The effects of a cyberattack on an EMS agency, software vendor, or third-party billing company can be devastating. In 2021, information is the hot commodity, and your patient information is often worth hundreds of times more to cybercriminals than credit card numbers.
Why Do Cybercriminals Want Medical Information?
EMS patient care reports contain a wealth of information such as demographic data, past medical history, and health insurance identifiers. Credit cards can be cancelled, and social security numbers can be monitored by credit monitoring agencies. Medical information follows patients for a lifetime, and misuse of that information is more difficult to track.
Some of the ways cybercriminals exploit medical information are:
- Creating fake insurance ID cards to obtain healthcare services and goods (e.g., prescription drugs and medical supplies)
- Locking down the data and demanding a ransom to unlock it
- Using existing provider credentials or creating fake provider credentials to file insurance claims for bogus services with Medicare and other payers
In many cases, patients don’t learn about the breach until weeks later when they get an explanation of benefits for a service that they never received or a breach notification from a provider after a weeklong investigation. By that time, the fake insurance claim has already been paid and converted to cryptocurrency that cannot be traced.

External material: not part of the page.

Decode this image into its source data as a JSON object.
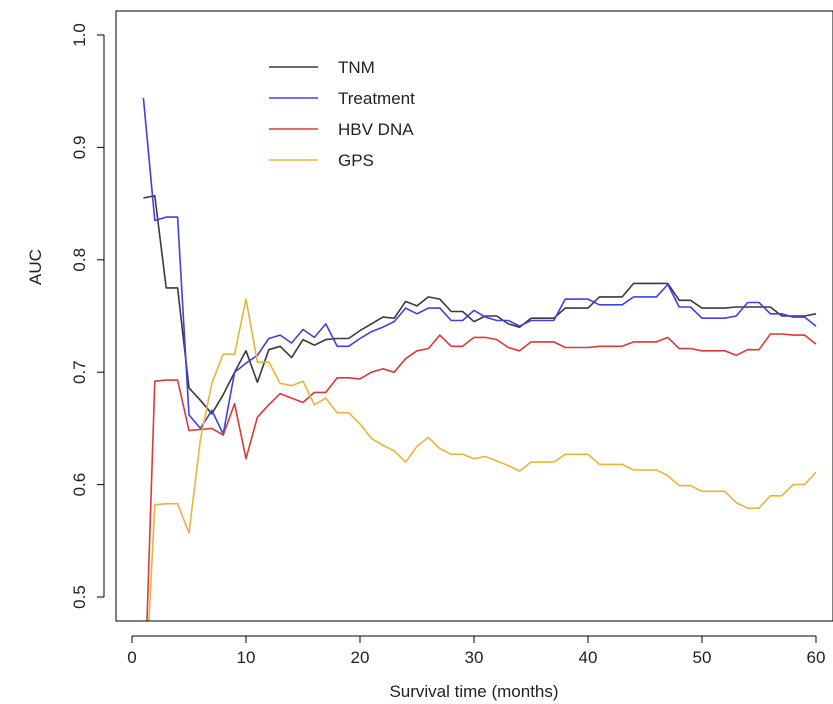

Cybercriminals often make off with hundreds of thousands of dollars from exploiting medical information, and very often, they don’t get caught.
How Do Typical Cyberattacks Happen?
Cyberattacks are typically the result of targeted activity on a victim that is known to the criminal. Ambulance services can be particularly enticing targets for bad actors because many agencies do not have the same robust security that larger, more sophisticated healthcare systems and facilities often have.

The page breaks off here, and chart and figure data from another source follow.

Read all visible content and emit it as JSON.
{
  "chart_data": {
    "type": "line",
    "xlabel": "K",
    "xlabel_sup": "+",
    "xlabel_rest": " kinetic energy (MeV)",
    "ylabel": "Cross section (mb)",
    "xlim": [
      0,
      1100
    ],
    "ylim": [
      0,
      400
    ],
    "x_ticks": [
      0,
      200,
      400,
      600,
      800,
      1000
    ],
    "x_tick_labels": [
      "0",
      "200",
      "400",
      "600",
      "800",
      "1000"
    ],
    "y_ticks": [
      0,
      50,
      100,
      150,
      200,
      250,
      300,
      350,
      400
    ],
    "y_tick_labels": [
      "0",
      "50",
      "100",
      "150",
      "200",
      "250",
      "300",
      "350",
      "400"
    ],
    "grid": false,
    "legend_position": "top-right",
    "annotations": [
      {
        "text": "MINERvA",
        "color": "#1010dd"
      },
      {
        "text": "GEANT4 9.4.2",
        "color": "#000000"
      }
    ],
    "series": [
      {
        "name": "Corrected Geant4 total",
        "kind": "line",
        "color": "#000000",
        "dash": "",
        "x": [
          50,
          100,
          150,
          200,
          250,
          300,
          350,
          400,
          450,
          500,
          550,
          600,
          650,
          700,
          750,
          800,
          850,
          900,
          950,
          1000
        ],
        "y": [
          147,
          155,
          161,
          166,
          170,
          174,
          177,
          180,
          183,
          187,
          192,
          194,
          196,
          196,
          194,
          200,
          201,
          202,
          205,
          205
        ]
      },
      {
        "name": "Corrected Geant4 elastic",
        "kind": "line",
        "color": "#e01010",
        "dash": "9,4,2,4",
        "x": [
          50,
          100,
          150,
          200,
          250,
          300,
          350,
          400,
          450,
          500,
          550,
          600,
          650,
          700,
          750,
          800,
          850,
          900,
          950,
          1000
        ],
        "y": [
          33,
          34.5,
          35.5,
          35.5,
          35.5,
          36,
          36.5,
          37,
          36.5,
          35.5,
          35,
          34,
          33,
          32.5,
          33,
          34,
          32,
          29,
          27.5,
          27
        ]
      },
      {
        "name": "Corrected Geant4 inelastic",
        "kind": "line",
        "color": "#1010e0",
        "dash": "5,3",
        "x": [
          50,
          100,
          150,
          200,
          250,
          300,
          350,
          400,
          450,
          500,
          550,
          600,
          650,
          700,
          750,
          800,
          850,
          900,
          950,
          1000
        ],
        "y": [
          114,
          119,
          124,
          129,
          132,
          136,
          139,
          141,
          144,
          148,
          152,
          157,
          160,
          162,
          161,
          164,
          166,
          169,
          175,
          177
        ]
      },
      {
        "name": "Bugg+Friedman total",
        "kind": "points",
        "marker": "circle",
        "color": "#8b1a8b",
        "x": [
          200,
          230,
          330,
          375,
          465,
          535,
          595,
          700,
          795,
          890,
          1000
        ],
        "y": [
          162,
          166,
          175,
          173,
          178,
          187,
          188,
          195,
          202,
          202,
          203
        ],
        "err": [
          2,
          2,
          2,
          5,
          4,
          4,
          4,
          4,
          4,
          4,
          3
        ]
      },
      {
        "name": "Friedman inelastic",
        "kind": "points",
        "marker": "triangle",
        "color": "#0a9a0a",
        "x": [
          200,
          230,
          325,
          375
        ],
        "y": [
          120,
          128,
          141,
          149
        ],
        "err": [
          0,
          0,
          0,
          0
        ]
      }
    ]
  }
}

There are four phases in the typical lifecycle of a cyberattack:
- Reconnaissance — Also known as the “online stalking phase,” cybercriminals peruse company websites, social media profiles of employees, and ping servers looking for things like 9-digit numbers on your system. Once they know you have got “the goods,” they move in for an attack.
- Enumeration — Next, they get into your system. It could be an attack on the server whereby they try to slip past your firewalls and antivirus to install malware, or they could exploit the human element by trying to trick employees into clicking on email links or downloading malicious attachments.
- Execution — Once the attackers are in, they unleash a malware program to wreak havoc on your patient data. They can control your patient data or deny you the ability to access it.
- Lockdown/Exfiltration — Finally, the cybercriminals typically either lock down the data through encryption and demand a ransom, or try to copy and remove data from your system.
How Can You Detect a Cyberattack?
While there are many signs of potential cyberattacks, some of the more common signs are:
- Your computer is running slower than usual.
- You can’t find or access information or files.
- You can’t navigate away from a website.
- You observe a program that you don’t recognize executing on your machine.
- There is pop-up window alerting you of a cyberattack or demanding a ransom.
What Do You Do If You Think You’ve Been Hit?
There are seven actions you should take immediately:
- Stop the attack by disconnecting the machine or device from both the internet and company networks.
- Notify your IT department or the appropriate individual about the attack.
- Activate your contingency, security incident response, or other plan.
- Contact your attorney.
- After consultation with your attorney, consider contacting the local FBI or Secret Service field office.
- If you have cyberinsurance, notify your insurance agency.
- Proceed with any legal obligations to notify, in consultation with your attorney, affected individuals and clients about the breach.
How Can You Protect Against Cyberattacks?
- Secure Connections — Use secure company hotspots, VPN connections, and https protocols on the internet.
- Company Devices Only — Only use company devices — not personal devices — to access company information.
- Environmental Awareness — Be aware of your surroundings when you’re working in a remote location. Cybercriminals can use cell phones to record keystrokes and then take your device.
- Physical Security — Always physically secure devices when not in use, and always keep devices with you. It’s easy to smash windows on a vehicle and steal iPads, tablets, and laptops.
- Safe Browsing — Practice “browser awareness.” Looking for signs of malicious websites, such as low-quality images, and avoid downloading from third-party sites.
- Email Awareness — Be cautious of phishing campaigns. Verifying that you know the sender, don’t act on urgent action emails before checking, and hover over hyperlinks to determine where it is navigating you.
- Immediate Reporting — Report to authorities any suspicious hacking, malware, loss, or theft of devices and other events that would compromise patient information.
The impact of a cyberattack is huge. But taking key steps and training your employees to be “cyber-aware” can go a long way in preventing a serious incident.